Saturday, April 26, 2008

Kingdom of Weasel

I was sitting with a smoke on top of the Ark , watching the buds of the horse chestnut pop open yesterday morning, when a weasel came out of a hole in the trunk, ran out on a limb, and disappeared.
The chestnut tree is thriving in its limbs, but it is hollow and colonized by a flock of starlings, which raise their young there. Right now they are hauling out some of the old nests parts and bringing in new material, including a lot of chicken feathers. This year there is also competition from a pair of gray squirreles which haven't ordinarily been seen much up here because the nut trees are further down the hill, but they have been encouraged by the sunflower seeds and corn scratch which Davey spreads around for the chickens. This also draws the mice which also are drawn by the heated house itself, into which they like to move in the winter.
I suppose that when I saw him, the weasel had been prospecting for eggs to suck. He could be anywhere now, he could be in the tree, in the ark, or in my pants. You don't see them much because they are faster than the eye, but they are everywhere around here, and are not only the t the most numerous predator on this old farm, but the greatest threat to chickens and the most viscous, unsporting predator. Weasels are are less sporting than the worst of humans, more pugnacious even than roosters, and probably more numerous than anything but the mice on which they mostly live. It is specifically the Least Weasel, I am referring to here, as it predominates here and in most of the world, being most effective because it is no larger than a large penis, and so can go anywhere a mouse can go.
This feral farm now produces mostly foreign invasive ornamentals, sumac, grass ,and seeds. The livestock are mice, and the chief reapers of the realm are the weasels.

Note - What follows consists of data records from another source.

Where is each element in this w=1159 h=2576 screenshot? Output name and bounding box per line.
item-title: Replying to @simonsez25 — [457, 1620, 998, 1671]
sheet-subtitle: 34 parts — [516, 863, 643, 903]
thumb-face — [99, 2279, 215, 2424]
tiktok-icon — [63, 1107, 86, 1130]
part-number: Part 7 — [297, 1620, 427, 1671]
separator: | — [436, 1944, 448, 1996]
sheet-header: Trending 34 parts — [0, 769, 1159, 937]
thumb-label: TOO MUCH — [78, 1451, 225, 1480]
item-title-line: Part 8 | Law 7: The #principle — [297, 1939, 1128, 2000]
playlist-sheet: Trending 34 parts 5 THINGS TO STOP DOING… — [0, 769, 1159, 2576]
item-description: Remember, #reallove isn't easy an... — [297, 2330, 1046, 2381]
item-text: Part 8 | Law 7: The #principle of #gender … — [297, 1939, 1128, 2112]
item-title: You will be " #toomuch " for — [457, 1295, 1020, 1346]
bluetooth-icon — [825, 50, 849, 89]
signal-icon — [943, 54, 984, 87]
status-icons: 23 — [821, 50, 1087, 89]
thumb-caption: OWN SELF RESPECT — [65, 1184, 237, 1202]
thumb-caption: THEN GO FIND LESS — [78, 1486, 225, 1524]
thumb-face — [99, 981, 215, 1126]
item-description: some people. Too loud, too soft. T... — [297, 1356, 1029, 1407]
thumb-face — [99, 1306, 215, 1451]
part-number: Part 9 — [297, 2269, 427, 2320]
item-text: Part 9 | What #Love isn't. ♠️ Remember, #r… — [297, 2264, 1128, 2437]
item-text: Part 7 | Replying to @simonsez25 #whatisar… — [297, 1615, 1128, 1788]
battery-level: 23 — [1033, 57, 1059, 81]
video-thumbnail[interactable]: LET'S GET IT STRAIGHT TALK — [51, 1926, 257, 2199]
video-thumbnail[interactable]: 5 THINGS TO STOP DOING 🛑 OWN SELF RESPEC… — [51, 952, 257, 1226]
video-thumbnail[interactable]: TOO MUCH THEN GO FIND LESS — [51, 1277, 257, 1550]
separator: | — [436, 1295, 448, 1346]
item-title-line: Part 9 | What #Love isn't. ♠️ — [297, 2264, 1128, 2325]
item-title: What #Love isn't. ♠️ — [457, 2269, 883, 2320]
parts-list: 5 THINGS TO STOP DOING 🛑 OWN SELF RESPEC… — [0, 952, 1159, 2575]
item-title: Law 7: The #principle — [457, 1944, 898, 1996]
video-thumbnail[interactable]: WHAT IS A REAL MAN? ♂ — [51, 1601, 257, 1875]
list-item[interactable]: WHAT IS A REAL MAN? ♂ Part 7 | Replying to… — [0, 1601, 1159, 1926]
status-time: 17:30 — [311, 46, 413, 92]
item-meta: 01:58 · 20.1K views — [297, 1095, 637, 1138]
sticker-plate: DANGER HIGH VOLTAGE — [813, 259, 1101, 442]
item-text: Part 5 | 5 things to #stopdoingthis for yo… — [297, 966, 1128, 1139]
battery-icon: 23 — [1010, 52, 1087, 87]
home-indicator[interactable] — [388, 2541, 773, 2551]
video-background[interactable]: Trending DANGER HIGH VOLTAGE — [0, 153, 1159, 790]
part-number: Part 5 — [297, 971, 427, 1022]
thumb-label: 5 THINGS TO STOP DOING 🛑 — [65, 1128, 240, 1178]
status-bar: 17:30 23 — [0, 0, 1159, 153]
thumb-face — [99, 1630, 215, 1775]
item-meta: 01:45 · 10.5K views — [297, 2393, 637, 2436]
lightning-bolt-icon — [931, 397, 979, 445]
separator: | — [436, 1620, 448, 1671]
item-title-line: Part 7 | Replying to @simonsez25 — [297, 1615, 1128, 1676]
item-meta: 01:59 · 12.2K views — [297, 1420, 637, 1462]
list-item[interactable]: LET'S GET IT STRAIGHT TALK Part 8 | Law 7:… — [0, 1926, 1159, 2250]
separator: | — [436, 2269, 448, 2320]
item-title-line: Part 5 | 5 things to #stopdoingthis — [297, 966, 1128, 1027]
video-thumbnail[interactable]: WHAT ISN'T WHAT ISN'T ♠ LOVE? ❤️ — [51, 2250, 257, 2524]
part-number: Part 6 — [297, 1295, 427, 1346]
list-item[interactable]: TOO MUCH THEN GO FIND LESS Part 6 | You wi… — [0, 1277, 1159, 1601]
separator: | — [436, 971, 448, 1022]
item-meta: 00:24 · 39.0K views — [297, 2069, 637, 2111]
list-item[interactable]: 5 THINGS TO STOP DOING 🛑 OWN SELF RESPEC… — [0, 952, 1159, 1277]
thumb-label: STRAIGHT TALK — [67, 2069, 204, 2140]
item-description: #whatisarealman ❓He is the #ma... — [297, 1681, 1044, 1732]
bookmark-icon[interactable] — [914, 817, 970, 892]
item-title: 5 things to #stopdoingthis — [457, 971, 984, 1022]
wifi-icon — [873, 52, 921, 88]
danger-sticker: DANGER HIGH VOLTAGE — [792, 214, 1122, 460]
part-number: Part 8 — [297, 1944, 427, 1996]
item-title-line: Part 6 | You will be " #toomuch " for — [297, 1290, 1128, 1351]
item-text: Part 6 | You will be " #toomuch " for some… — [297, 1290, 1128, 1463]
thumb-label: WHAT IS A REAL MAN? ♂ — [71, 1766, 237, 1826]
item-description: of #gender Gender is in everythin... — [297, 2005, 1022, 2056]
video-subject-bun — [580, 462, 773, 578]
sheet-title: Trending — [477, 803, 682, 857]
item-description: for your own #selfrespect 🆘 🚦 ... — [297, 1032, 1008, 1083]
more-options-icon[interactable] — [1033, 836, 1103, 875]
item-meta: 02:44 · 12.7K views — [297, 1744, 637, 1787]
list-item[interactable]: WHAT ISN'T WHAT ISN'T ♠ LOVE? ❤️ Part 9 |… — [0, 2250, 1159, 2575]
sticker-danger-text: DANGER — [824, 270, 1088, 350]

It is an old hill top farmstead with a limited water supply. The original hand dug wells, which are six feet wide and twelve feet deep, only hold water in the bottom six feet, which were chipped into the saturated shale . At some point a a six by twelve basement cistern was added to collect and hold rainwater from the roof, but when there was no rain for more than a few weeks, or less, depending on usage, there could never been enough water from all that for more than a small family, a cow, a pig, and some chickens.
But there is enough moisture in the grass for mice to thrive without another water source, and plenty water in a juicy mouse for the weasels.
The chickens do chase down and kill some of the mice, and the weasels seem to hunt chickens only occasionally and for sport, but the weasels actually persue mice right into the walls of the house, chase down the tunnels through the fiberglass and do more than Davey's tin cat life traps, to keep the place mouse free, as it is at the moment.
If I can work out a way to ship weasels as mouse control agents, I thinks, we may be able to get an Ebay sustainable farm going here, but despite all the time I have spent living out doors, and the lack of reports of weasel attacks on humans, the least weasel is the animal I am most afraid of.